The ailments pets and humans can both face range from seasonal allergies to certain types of cancers to earaches and muscle pain. Given all of these similarities, there is a great possibility that scientific medicine can take advantage of some helpful overlap between the different species.
Clinical trials in the animal world
Clinical trials involving small animals are sometimes classified as experiments rather than trials, but the theory and research is the same as clinical trials involving people. Research done by the University of Pennsylvania notes that diseases in animals that are comparable to diseases in humans can benefit from one another’s clinical trials. Not only can people be helped by clinical trials on dogs and cats but the reverse can also be true.
Research that crosses species
Consider the example of a certain illness that is more common in dogs than humans. There might be a lot of dogs available for a clinical trial for a new treatment, or perhaps a treatment has been developed that looks promising for small animals but isn’t appropriate for humans. Data can be collected on how the treatment worked on different sizes and types of dogs, and researchers and developers can then take this knowledge to come up with a similar treatment for humans and begin a trial involving people.

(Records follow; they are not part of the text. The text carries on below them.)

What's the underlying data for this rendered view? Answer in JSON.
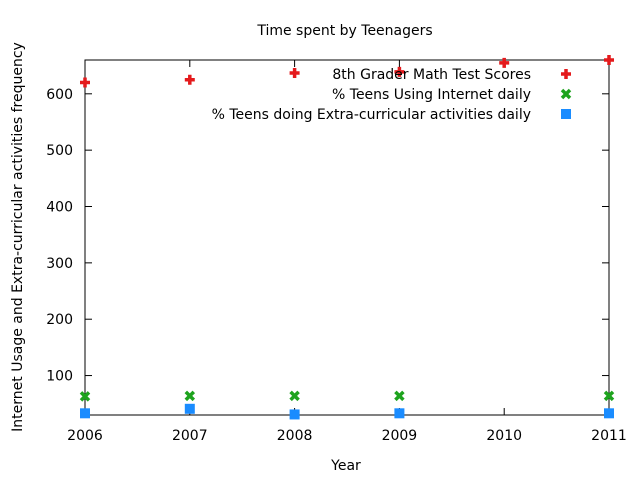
{
  "chart_data": {
    "type": "scatter",
    "title": "Time spent by Teenagers",
    "xlabel": "Year",
    "ylabel": "Internet Usage and Extra-curricular activities frequency",
    "xlim": [
      2006,
      2011
    ],
    "ylim": [
      30,
      660
    ],
    "xticks": [
      2006,
      2007,
      2008,
      2009,
      2010,
      2011
    ],
    "yticks": [
      100,
      200,
      300,
      400,
      500,
      600
    ],
    "grid": false,
    "legend_position": "top-right",
    "series": [
      {
        "name": "8th Grader Math Test Scores",
        "marker": "plus",
        "color": "#e41a1c",
        "points": [
          [
            2006,
            620
          ],
          [
            2007,
            625
          ],
          [
            2008,
            637
          ],
          [
            2009,
            639
          ],
          [
            2010,
            655
          ],
          [
            2011,
            660
          ]
        ]
      },
      {
        "name": "% Teens Using Internet daily",
        "marker": "cross",
        "color": "#1ea31e",
        "points": [
          [
            2006,
            63
          ],
          [
            2007,
            64
          ],
          [
            2008,
            64
          ],
          [
            2009,
            64
          ],
          [
            2011,
            64
          ]
        ]
      },
      {
        "name": "% Teens doing Extra-curricular activities daily",
        "marker": "square",
        "color": "#1a8cff",
        "points": [
          [
            2006,
            33
          ],
          [
            2007,
            41
          ],
          [
            2008,
            31
          ],
          [
            2009,
            33
          ],
          [
            2011,
            33
          ]
        ]
      }
    ]
  }
}
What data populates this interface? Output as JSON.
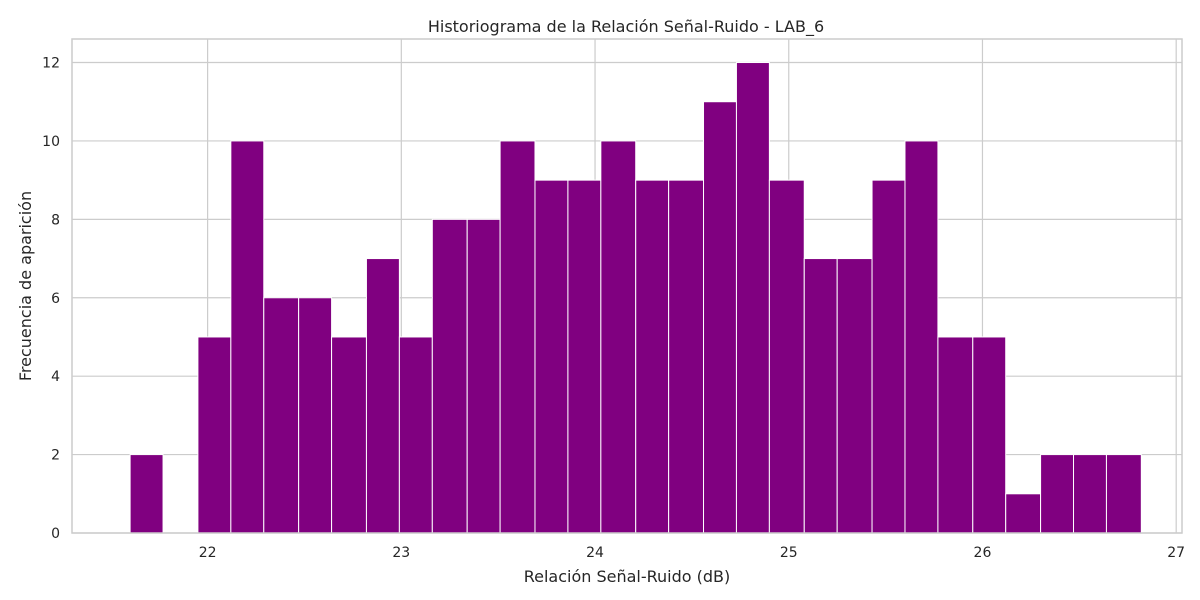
{
  "chart_data": {
    "type": "bar",
    "title": "Historiograma de la Relación Señal-Ruido - LAB_6",
    "xlabel": "Relación Señal-Ruido (dB)",
    "ylabel": "Frecuencia de aparición",
    "xlim": [
      21.3,
      27.03
    ],
    "ylim": [
      0,
      12.6
    ],
    "xticks": [
      22,
      23,
      24,
      25,
      26,
      27
    ],
    "yticks": [
      0,
      2,
      4,
      6,
      8,
      10,
      12
    ],
    "grid": true,
    "bar_color": "#800080",
    "bins": [
      {
        "x0": 21.6,
        "x1": 21.77,
        "value": 2
      },
      {
        "x0": 21.77,
        "x1": 21.95,
        "value": 0
      },
      {
        "x0": 21.95,
        "x1": 22.12,
        "value": 5
      },
      {
        "x0": 22.12,
        "x1": 22.29,
        "value": 10
      },
      {
        "x0": 22.29,
        "x1": 22.47,
        "value": 6
      },
      {
        "x0": 22.47,
        "x1": 22.64,
        "value": 6
      },
      {
        "x0": 22.64,
        "x1": 22.82,
        "value": 5
      },
      {
        "x0": 22.82,
        "x1": 22.99,
        "value": 7
      },
      {
        "x0": 22.99,
        "x1": 23.16,
        "value": 5
      },
      {
        "x0": 23.16,
        "x1": 23.34,
        "value": 8
      },
      {
        "x0": 23.34,
        "x1": 23.51,
        "value": 8
      },
      {
        "x0": 23.51,
        "x1": 23.69,
        "value": 10
      },
      {
        "x0": 23.69,
        "x1": 23.86,
        "value": 9
      },
      {
        "x0": 23.86,
        "x1": 24.03,
        "value": 9
      },
      {
        "x0": 24.03,
        "x1": 24.21,
        "value": 10
      },
      {
        "x0": 24.21,
        "x1": 24.38,
        "value": 9
      },
      {
        "x0": 24.38,
        "x1": 24.56,
        "value": 9
      },
      {
        "x0": 24.56,
        "x1": 24.73,
        "value": 11
      },
      {
        "x0": 24.73,
        "x1": 24.9,
        "value": 12
      },
      {
        "x0": 24.9,
        "x1": 25.08,
        "value": 9
      },
      {
        "x0": 25.08,
        "x1": 25.25,
        "value": 7
      },
      {
        "x0": 25.25,
        "x1": 25.43,
        "value": 7
      },
      {
        "x0": 25.43,
        "x1": 25.6,
        "value": 9
      },
      {
        "x0": 25.6,
        "x1": 25.77,
        "value": 10
      },
      {
        "x0": 25.77,
        "x1": 25.95,
        "value": 5
      },
      {
        "x0": 25.95,
        "x1": 26.12,
        "value": 5
      },
      {
        "x0": 26.12,
        "x1": 26.3,
        "value": 1
      },
      {
        "x0": 26.3,
        "x1": 26.47,
        "value": 2
      },
      {
        "x0": 26.47,
        "x1": 26.64,
        "value": 2
      },
      {
        "x0": 26.64,
        "x1": 26.82,
        "value": 2
      }
    ]
  }
}
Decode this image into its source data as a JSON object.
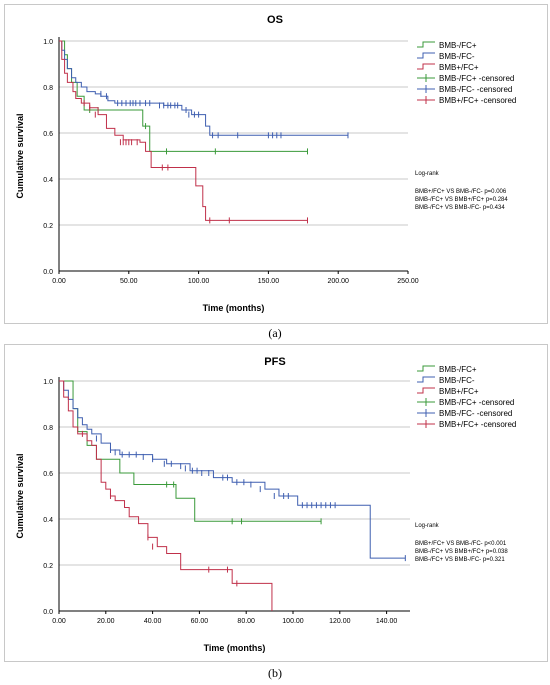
{
  "panels": [
    {
      "caption": "(a)",
      "chart_data": {
        "type": "line",
        "title": "OS",
        "xlabel": "Time (months)",
        "ylabel": "Cumulative survival",
        "xlim": [
          0,
          250
        ],
        "ylim": [
          0,
          1.0
        ],
        "xticks": [
          "0.00",
          "50.00",
          "100.00",
          "150.00",
          "200.00",
          "250.00"
        ],
        "yticks": [
          "0.0",
          "0.2",
          "0.4",
          "0.6",
          "0.8",
          "1.0"
        ],
        "grid": "horizontal",
        "legend": [
          "BMB-/FC+",
          "BMB-/FC-",
          "BMB+/FC+",
          "BMB-/FC+ -censored",
          "BMB-/FC- -censored",
          "BMB+/FC+ -censored"
        ],
        "legend_position": "top-right",
        "annotation_title": "Log-rank",
        "annotations": [
          "BMB+/FC+ VS BMB-/FC- p=0.006",
          "BMB-/FC+ VS BMB+/FC+ p=0.284",
          "BMB-/FC+ VS BMB-/FC- p=0.434"
        ],
        "series": [
          {
            "color": "#3a9a3a",
            "steps": [
              [
                0,
                1.0
              ],
              [
                4,
                0.94
              ],
              [
                6,
                0.88
              ],
              [
                9,
                0.82
              ],
              [
                13,
                0.76
              ],
              [
                18,
                0.7
              ],
              [
                60,
                0.63
              ],
              [
                65,
                0.52
              ],
              [
                178,
                0.52
              ]
            ],
            "censored": [
              [
                22,
                0.7
              ],
              [
                28,
                0.7
              ],
              [
                62,
                0.63
              ],
              [
                77,
                0.52
              ],
              [
                112,
                0.52
              ],
              [
                178,
                0.52
              ]
            ]
          },
          {
            "color": "#3f5fb0",
            "steps": [
              [
                0,
                1.0
              ],
              [
                2,
                0.96
              ],
              [
                4,
                0.92
              ],
              [
                6,
                0.88
              ],
              [
                9,
                0.84
              ],
              [
                12,
                0.82
              ],
              [
                16,
                0.8
              ],
              [
                20,
                0.78
              ],
              [
                26,
                0.77
              ],
              [
                30,
                0.76
              ],
              [
                35,
                0.74
              ],
              [
                40,
                0.73
              ],
              [
                75,
                0.72
              ],
              [
                88,
                0.7
              ],
              [
                95,
                0.68
              ],
              [
                105,
                0.63
              ],
              [
                108,
                0.59
              ],
              [
                207,
                0.59
              ]
            ],
            "censored": [
              [
                30,
                0.77
              ],
              [
                34,
                0.76
              ],
              [
                42,
                0.73
              ],
              [
                45,
                0.73
              ],
              [
                48,
                0.73
              ],
              [
                51,
                0.73
              ],
              [
                53,
                0.73
              ],
              [
                55,
                0.73
              ],
              [
                58,
                0.73
              ],
              [
                62,
                0.73
              ],
              [
                65,
                0.73
              ],
              [
                72,
                0.72
              ],
              [
                75,
                0.72
              ],
              [
                78,
                0.72
              ],
              [
                80,
                0.72
              ],
              [
                83,
                0.72
              ],
              [
                85,
                0.72
              ],
              [
                91,
                0.7
              ],
              [
                93,
                0.68
              ],
              [
                97,
                0.68
              ],
              [
                100,
                0.68
              ],
              [
                110,
                0.59
              ],
              [
                114,
                0.59
              ],
              [
                128,
                0.59
              ],
              [
                150,
                0.59
              ],
              [
                153,
                0.59
              ],
              [
                156,
                0.59
              ],
              [
                159,
                0.59
              ],
              [
                207,
                0.59
              ]
            ]
          },
          {
            "color": "#c0304a",
            "steps": [
              [
                0,
                1.0
              ],
              [
                2,
                0.92
              ],
              [
                4,
                0.86
              ],
              [
                6,
                0.82
              ],
              [
                10,
                0.78
              ],
              [
                12,
                0.75
              ],
              [
                16,
                0.73
              ],
              [
                22,
                0.71
              ],
              [
                28,
                0.68
              ],
              [
                34,
                0.62
              ],
              [
                40,
                0.59
              ],
              [
                46,
                0.57
              ],
              [
                58,
                0.56
              ],
              [
                62,
                0.52
              ],
              [
                66,
                0.45
              ],
              [
                98,
                0.37
              ],
              [
                103,
                0.28
              ],
              [
                105,
                0.22
              ],
              [
                178,
                0.22
              ]
            ],
            "censored": [
              [
                18,
                0.73
              ],
              [
                22,
                0.71
              ],
              [
                26,
                0.68
              ],
              [
                44,
                0.56
              ],
              [
                46,
                0.56
              ],
              [
                48,
                0.56
              ],
              [
                50,
                0.56
              ],
              [
                52,
                0.56
              ],
              [
                56,
                0.56
              ],
              [
                74,
                0.45
              ],
              [
                78,
                0.45
              ],
              [
                108,
                0.22
              ],
              [
                122,
                0.22
              ],
              [
                178,
                0.22
              ]
            ]
          }
        ]
      }
    },
    {
      "caption": "(b)",
      "chart_data": {
        "type": "line",
        "title": "PFS",
        "xlabel": "Time (months)",
        "ylabel": "Cumulative survival",
        "xlim": [
          0,
          150
        ],
        "ylim": [
          0,
          1.0
        ],
        "xticks": [
          "0.00",
          "20.00",
          "40.00",
          "60.00",
          "80.00",
          "100.00",
          "120.00",
          "140.00"
        ],
        "yticks": [
          "0.0",
          "0.2",
          "0.4",
          "0.6",
          "0.8",
          "1.0"
        ],
        "grid": "horizontal",
        "legend": [
          "BMB-/FC+",
          "BMB-/FC-",
          "BMB+/FC+",
          "BMB-/FC+ -censored",
          "BMB-/FC- -censored",
          "BMB+/FC+ -censored"
        ],
        "legend_position": "top-right",
        "annotation_title": "Log-rank",
        "annotations": [
          "BMB+/FC+ VS BMB-/FC- p<0.001",
          "BMB-/FC+ VS BMB+/FC+ p=0.038",
          "BMB-/FC+ VS BMB-/FC- p=0.321"
        ],
        "series": [
          {
            "color": "#3a9a3a",
            "steps": [
              [
                0,
                1.0
              ],
              [
                6,
                0.88
              ],
              [
                8,
                0.78
              ],
              [
                12,
                0.72
              ],
              [
                16,
                0.66
              ],
              [
                26,
                0.6
              ],
              [
                32,
                0.55
              ],
              [
                50,
                0.49
              ],
              [
                58,
                0.39
              ],
              [
                112,
                0.39
              ]
            ],
            "censored": [
              [
                46,
                0.55
              ],
              [
                49,
                0.55
              ],
              [
                74,
                0.39
              ],
              [
                78,
                0.39
              ],
              [
                112,
                0.39
              ]
            ]
          },
          {
            "color": "#3f5fb0",
            "steps": [
              [
                0,
                1.0
              ],
              [
                2,
                0.96
              ],
              [
                4,
                0.92
              ],
              [
                6,
                0.88
              ],
              [
                8,
                0.84
              ],
              [
                10,
                0.81
              ],
              [
                12,
                0.79
              ],
              [
                14,
                0.77
              ],
              [
                18,
                0.73
              ],
              [
                22,
                0.7
              ],
              [
                26,
                0.68
              ],
              [
                40,
                0.66
              ],
              [
                46,
                0.64
              ],
              [
                56,
                0.61
              ],
              [
                66,
                0.58
              ],
              [
                74,
                0.56
              ],
              [
                88,
                0.53
              ],
              [
                94,
                0.5
              ],
              [
                102,
                0.46
              ],
              [
                133,
                0.23
              ],
              [
                148,
                0.23
              ]
            ],
            "censored": [
              [
                16,
                0.75
              ],
              [
                22,
                0.7
              ],
              [
                24,
                0.69
              ],
              [
                27,
                0.68
              ],
              [
                30,
                0.68
              ],
              [
                33,
                0.68
              ],
              [
                36,
                0.67
              ],
              [
                40,
                0.66
              ],
              [
                45,
                0.64
              ],
              [
                48,
                0.64
              ],
              [
                52,
                0.63
              ],
              [
                54,
                0.62
              ],
              [
                57,
                0.61
              ],
              [
                59,
                0.61
              ],
              [
                61,
                0.6
              ],
              [
                64,
                0.6
              ],
              [
                70,
                0.58
              ],
              [
                72,
                0.58
              ],
              [
                76,
                0.56
              ],
              [
                79,
                0.56
              ],
              [
                82,
                0.55
              ],
              [
                86,
                0.53
              ],
              [
                92,
                0.5
              ],
              [
                96,
                0.5
              ],
              [
                98,
                0.5
              ],
              [
                104,
                0.46
              ],
              [
                106,
                0.46
              ],
              [
                108,
                0.46
              ],
              [
                110,
                0.46
              ],
              [
                112,
                0.46
              ],
              [
                114,
                0.46
              ],
              [
                116,
                0.46
              ],
              [
                118,
                0.46
              ],
              [
                148,
                0.23
              ]
            ]
          },
          {
            "color": "#c0304a",
            "steps": [
              [
                0,
                1.0
              ],
              [
                2,
                0.93
              ],
              [
                4,
                0.87
              ],
              [
                6,
                0.8
              ],
              [
                8,
                0.77
              ],
              [
                12,
                0.74
              ],
              [
                14,
                0.72
              ],
              [
                16,
                0.66
              ],
              [
                18,
                0.56
              ],
              [
                20,
                0.53
              ],
              [
                22,
                0.5
              ],
              [
                24,
                0.48
              ],
              [
                28,
                0.45
              ],
              [
                30,
                0.41
              ],
              [
                34,
                0.38
              ],
              [
                38,
                0.32
              ],
              [
                42,
                0.28
              ],
              [
                46,
                0.25
              ],
              [
                52,
                0.18
              ],
              [
                74,
                0.12
              ],
              [
                90,
                0.12
              ],
              [
                91,
                0.0
              ]
            ],
            "censored": [
              [
                10,
                0.77
              ],
              [
                22,
                0.5
              ],
              [
                38,
                0.32
              ],
              [
                40,
                0.28
              ],
              [
                64,
                0.18
              ],
              [
                72,
                0.18
              ],
              [
                76,
                0.12
              ]
            ]
          }
        ]
      }
    }
  ]
}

The team in charge of the clinical trials for cats and dogs works similarly to the team that would be needed for human clinical trials. This team would include assistants from scientific staffing solutions like those found at G and l scientific that help make up a team of doctors, researchers and developers. These people work together to make the whole clinical trial process smooth for all living species.
The beauty of clinical trials involving dogs and cats is the possibility of gleaning positive results. When animals and humans suffer similar ailments, it stands to reason that similar treatments could be beneficial to both species, which is why animal clinical trials often end up helping humans, too.